Get to know this first vocabulary
word. Tattoo it on your mind. You will see it over and over.
The root is alef mem resh. The binyan is paal. Normally this form would be taken as a
masculine third person singular future tense.
BUT
Biblical Hebrew is also one of those languages that has a form called
the aorist. That’s a past tense
that looks as if it’s a future tense.
You will see the normal future tense, and I will point it out when we
get there. There is no more aorist in
modern Hebrew.
So now we have two types of past
tense and why use one or the other?
Well, I’m never going to teach you to write Biblical Hebrew, but I will
tell you what to watch out for.
The normal past tense is used for
things a long time ago or things so conclusively over that you might as well
call it a perfect tense. That’s why bara
is in the past tense in the first verse.
The aorist is for things that
happened in the past, but it often gives the idea of something done immediately
in the past, or quickly. When you read
about the Binding of Yitschaq (Isaac to you), you will see that when Avraham
and Yitschaq get to the place, the sequence of events is all in the aorist. It’s as if Avraham took a deep breath and did
it all in a rush so he would get it over without stopping to think about
it. I can’t think of any sequence of
events like that, which ISN’T in the aorist but if I’m wrong, I’ll point it out
when we get there.
Now let me point something out that
is probably going to scramble your brains unless you’ve had a good Jewish
education, just all in English. This is
the first time Gd has said “Let X exist.”

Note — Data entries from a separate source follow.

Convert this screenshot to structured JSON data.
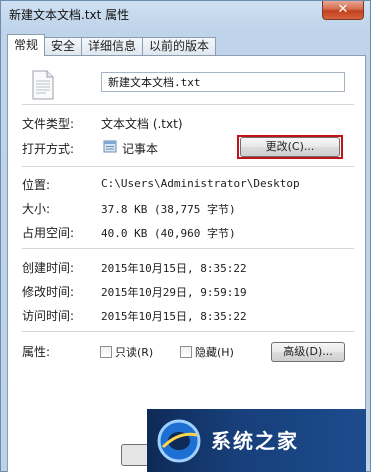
{
  "window": {
    "title": "新建文本文档.txt 属性",
    "close_label": "✕"
  },
  "tabs": [
    {
      "label": "常规",
      "active": true
    },
    {
      "label": "安全",
      "active": false
    },
    {
      "label": "详细信息",
      "active": false
    },
    {
      "label": "以前的版本",
      "active": false
    }
  ],
  "general": {
    "file_name": "新建文本文档.txt",
    "file_type_label": "文件类型:",
    "file_type_value": "文本文档 (.txt)",
    "open_with_label": "打开方式:",
    "open_with_value": "记事本",
    "change_button": "更改(C)...",
    "location_label": "位置:",
    "location_value": "C:\\Users\\Administrator\\Desktop",
    "size_label": "大小:",
    "size_value": "37.8 KB (38,775 字节)",
    "disk_size_label": "占用空间:",
    "disk_size_value": "40.0 KB (40,960 字节)",
    "created_label": "创建时间:",
    "created_value": "2015年10月15日, 8:35:22",
    "modified_label": "修改时间:",
    "modified_value": "2015年10月29日, 9:59:19",
    "accessed_label": "访问时间:",
    "accessed_value": "2015年10月15日, 8:35:22",
    "attributes_label": "属性:",
    "readonly_label": "只读(R)",
    "hidden_label": "隐藏(H)",
    "advanced_button": "高级(D)..."
  },
  "watermark": {
    "text": "系统之家"
  },
  "icons": {
    "file": "text-file-icon",
    "app": "notepad-icon",
    "logo": "system-home-logo-icon"
  },
  "colors": {
    "highlight_border": "#c0141a",
    "close_button": "#c94a2b",
    "frame": "#bcd2e8"
  }
}
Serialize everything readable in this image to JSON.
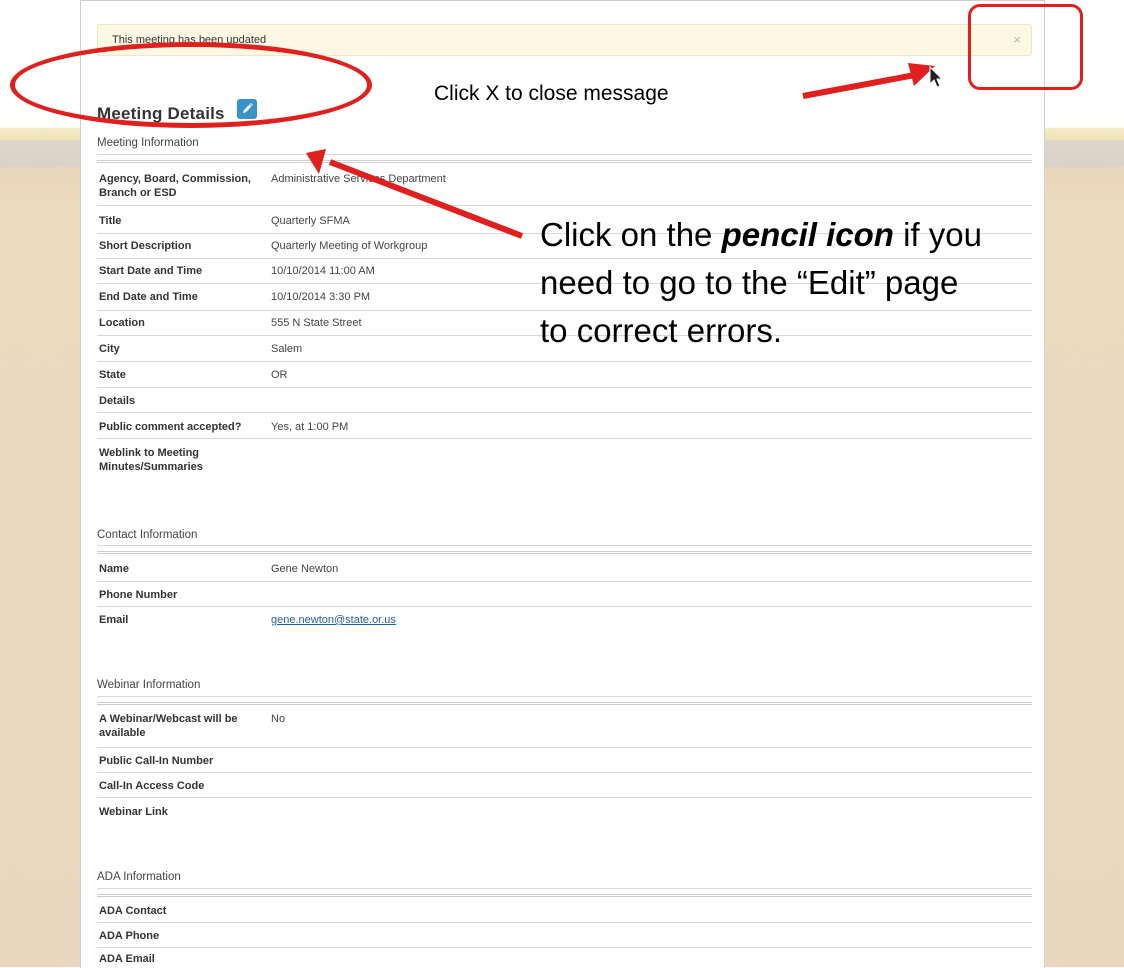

All this other stuff exists already, but Gd didn’t say “Let them
exist.” I don’t know why that is, but
what I do know is that Jews do not believe that this first story in Genesis is
about the order in which the world came into existence. They don’t believe that’s the point of the
story. The point of the story is not
that it says there were six days and this happened one day and that happened
the other.
Somebody on an Internet discussion
group where I hang out said a really sharp thing and I think he said where he
got it but I don’t remember now. What you
have to understand about creation isn’t how long it took. That’s irrelevant. Most of all, it’s irrelevant to Gd. Gd is eternal. Our lives blink out before you would think He
would notice. At the same time, He has
infinite knowledge. He does know who we
are and what we’re going through, down to the last detail. Our lives are over so quickly from His point
of view, that it’s the same thing as if He knows exactly what we’re going to do
next, because we’ve already done it from His point of view. The same thing is true for the universe. It will blink out of existence so quickly,
from Gd’s point of view, that He knows exactly what is going to happen when it
is still a year, a decade, a century, a millennium in our future.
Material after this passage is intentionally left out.